August 14th, 2016 at 2:28 pm
@JuanPaul, HappyBookworm. IIRC nets can be used for some types of lobster- but still, why not leave it at, “Like a fisherman throwing out a net”? Why specify that the net is for lobster? Was the blurb writer actually trying to convey the notion of a trap– such as a lobster pot- but found the phrase “setting out pots” just too inelegant?
August 18th, 2016 at 4:21 am
@RJ Setting lobster pots relates a little better to sending pyramids than casting a net does, though it might sound a little quirky.

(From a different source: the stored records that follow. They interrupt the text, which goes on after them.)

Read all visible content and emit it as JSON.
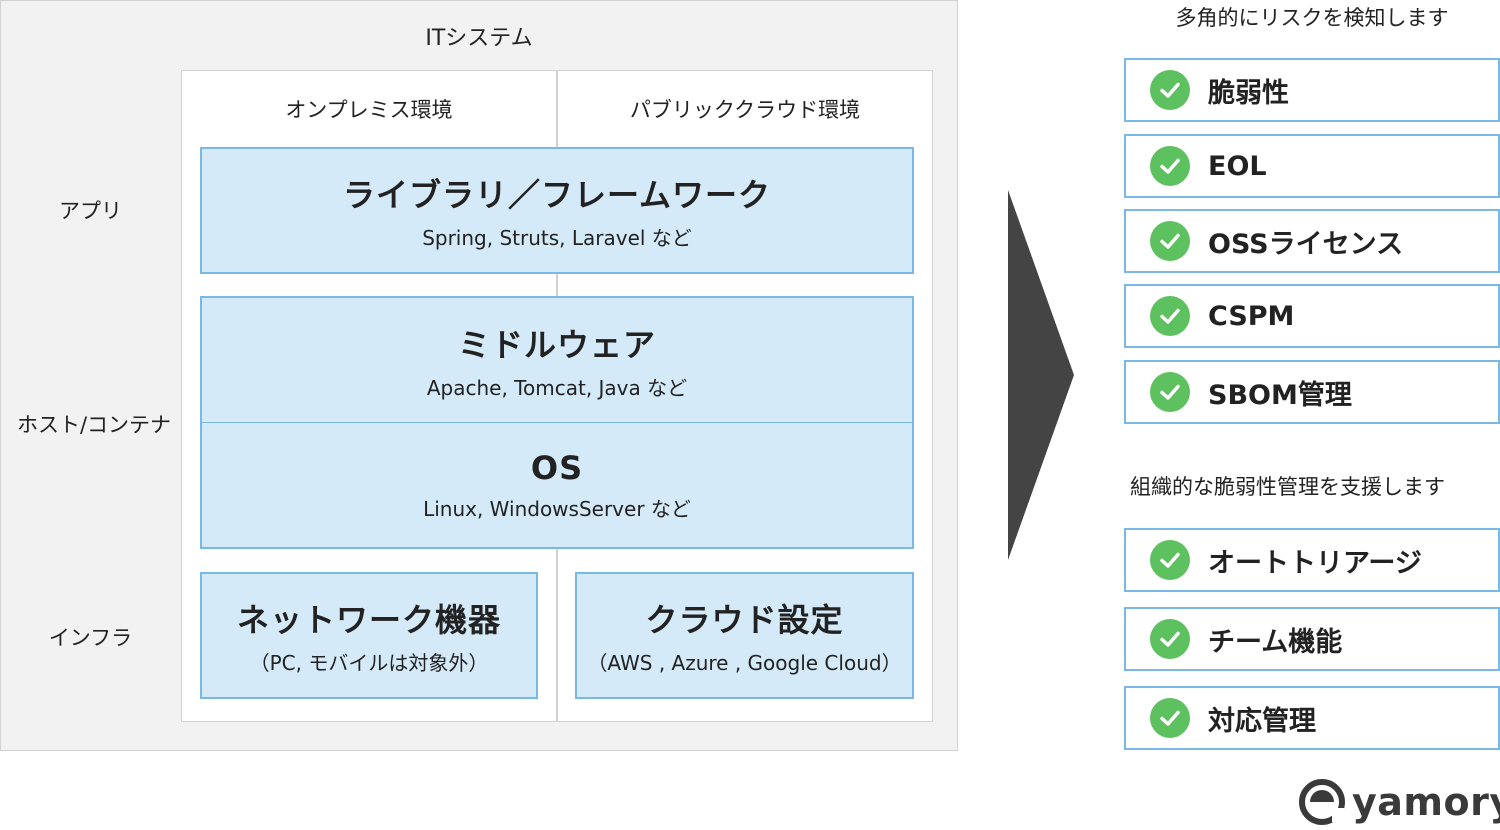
{
  "it_system": {
    "title": "ITシステム",
    "environments": [
      "オンプレミス環境",
      "パブリッククラウド環境"
    ],
    "rows": [
      "アプリ",
      "ホスト/コンテナ",
      "インフラ"
    ],
    "boxes": {
      "library": {
        "title": "ライブラリ／フレームワーク",
        "sub": "Spring, Struts, Laravel など"
      },
      "middleware": {
        "title": "ミドルウェア",
        "sub": "Apache, Tomcat, Java など"
      },
      "os": {
        "title": "OS",
        "sub": "Linux, WindowsServer など"
      },
      "network": {
        "title": "ネットワーク機器",
        "sub": "（PC, モバイルは対象外）"
      },
      "cloud": {
        "title": "クラウド設定",
        "sub": "（AWS , Azure , Google Cloud）"
      }
    }
  },
  "detection": {
    "heading": "多角的にリスクを検知します",
    "items": [
      "脆弱性",
      "EOL",
      "OSSライセンス",
      "CSPM",
      "SBOM管理"
    ]
  },
  "management": {
    "heading": "組織的な脆弱性管理を支援します",
    "items": [
      "オートトリアージ",
      "チーム機能",
      "対応管理"
    ]
  },
  "logo": {
    "text": "yamory"
  },
  "colors": {
    "box_fill": "#d4eaf8",
    "box_border": "#78b9e6",
    "check": "#5ec15f",
    "arrow": "#444444"
  }
}
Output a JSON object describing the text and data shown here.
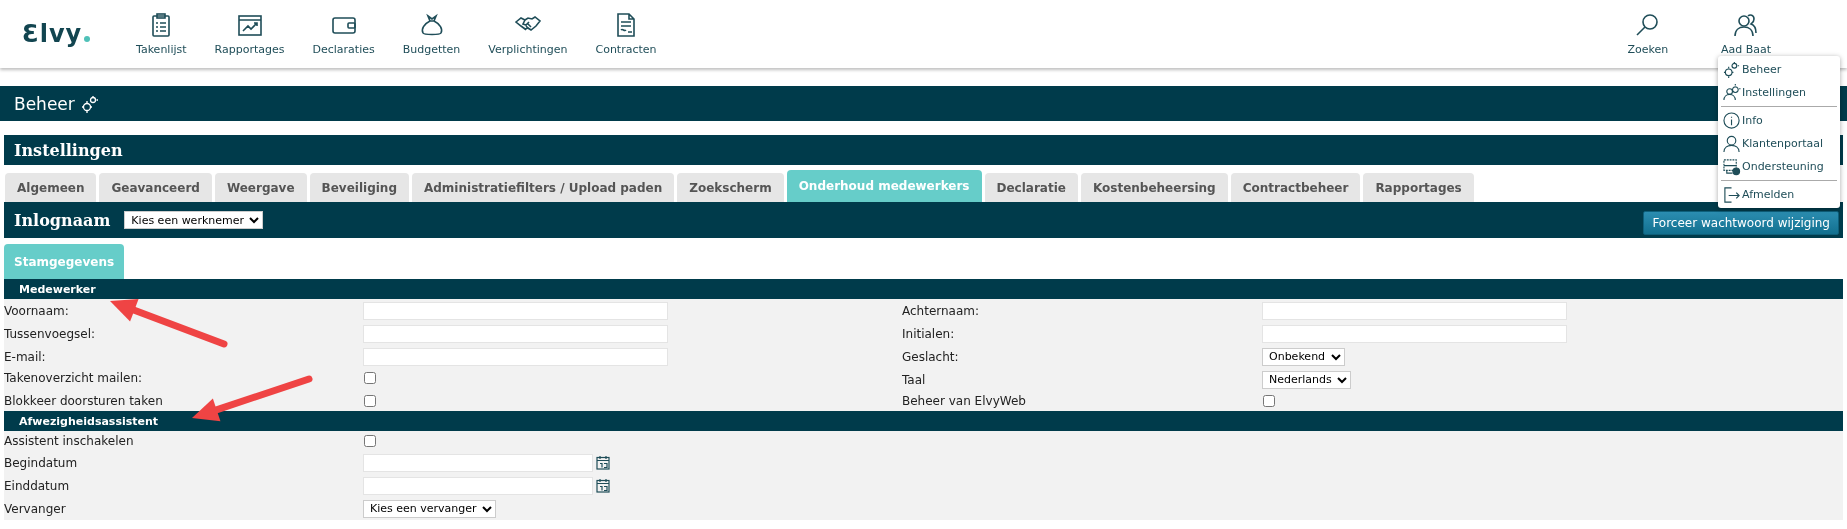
{
  "header": {
    "logo": "Ɛlvy",
    "nav": [
      {
        "label": "Takenlijst"
      },
      {
        "label": "Rapportages"
      },
      {
        "label": "Declaraties"
      },
      {
        "label": "Budgetten"
      },
      {
        "label": "Verplichtingen"
      },
      {
        "label": "Contracten"
      }
    ],
    "right": [
      {
        "label": "Zoeken"
      },
      {
        "label": "Aad Baat"
      }
    ]
  },
  "user_menu": {
    "groups": [
      [
        {
          "label": "Beheer"
        },
        {
          "label": "Instellingen"
        }
      ],
      [
        {
          "label": "Info"
        },
        {
          "label": "Klantenportaal"
        },
        {
          "label": "Ondersteuning"
        }
      ],
      [
        {
          "label": "Afmelden"
        }
      ]
    ]
  },
  "page_title": "Beheer",
  "panel": {
    "title": "Instellingen",
    "tabs": [
      {
        "label": "Algemeen",
        "selected": false
      },
      {
        "label": "Geavanceerd",
        "selected": false
      },
      {
        "label": "Weergave",
        "selected": false
      },
      {
        "label": "Beveiliging",
        "selected": false
      },
      {
        "label": "Administratiefilters / Upload paden",
        "selected": false
      },
      {
        "label": "Zoekscherm",
        "selected": false
      },
      {
        "label": "Onderhoud medewerkers",
        "selected": true
      },
      {
        "label": "Declaratie",
        "selected": false
      },
      {
        "label": "Kostenbeheersing",
        "selected": false
      },
      {
        "label": "Contractbeheer",
        "selected": false
      },
      {
        "label": "Rapportages",
        "selected": false
      }
    ],
    "login": {
      "label": "Inlognaam",
      "select": "Kies een werknemer"
    },
    "force_button": "Forceer wachtwoord wijziging",
    "subtabs": [
      {
        "label": "Stamgegevens",
        "selected": true
      }
    ],
    "sections": [
      {
        "title": "Medewerker",
        "left": [
          {
            "label": "Voornaam:",
            "kind": "text"
          },
          {
            "label": "Tussenvoegsel:",
            "kind": "text"
          },
          {
            "label": "E-mail:",
            "kind": "text"
          },
          {
            "label": "Takenoverzicht mailen:",
            "kind": "checkbox",
            "checked": false
          },
          {
            "label": "Blokkeer doorsturen taken",
            "kind": "checkbox",
            "checked": false
          }
        ],
        "right": [
          {
            "label": "Achternaam:",
            "kind": "text"
          },
          {
            "label": "Initialen:",
            "kind": "text"
          },
          {
            "label": "Geslacht:",
            "kind": "select",
            "value": "Onbekend"
          },
          {
            "label": "Taal",
            "kind": "select",
            "value": "Nederlands"
          },
          {
            "label": "Beheer van ElvyWeb",
            "kind": "checkbox",
            "checked": false
          }
        ]
      },
      {
        "title": "Afwezigheidsassistent",
        "left": [
          {
            "label": "Assistent inschakelen",
            "kind": "checkbox",
            "checked": false
          },
          {
            "label": "Begindatum",
            "kind": "date"
          },
          {
            "label": "Einddatum",
            "kind": "date"
          },
          {
            "label": "Vervanger",
            "kind": "select",
            "value": "Kies een vervanger"
          }
        ]
      }
    ]
  },
  "annotations": [
    {
      "kind": "arrow"
    },
    {
      "kind": "arrow"
    }
  ]
}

@TW I am an American an I like soccer. There, I said it…and now I laugh heartily at ikea goalposts.
August 18th, 2016 at 8:31 am
“Honey, where’s my pants?”
August 18th, 2016 at 6:13 pm
@JuanPaul: I was making a topical dig at Hope Solo’s tantrum. Her public comments have been endlessly amusing to anyone who’s had to rough it in a Sunday league (or share a house with someone who did). Let’s hope her anti-Zika precautions worked and that she never has to play anywhere near Lime, Massachusetts.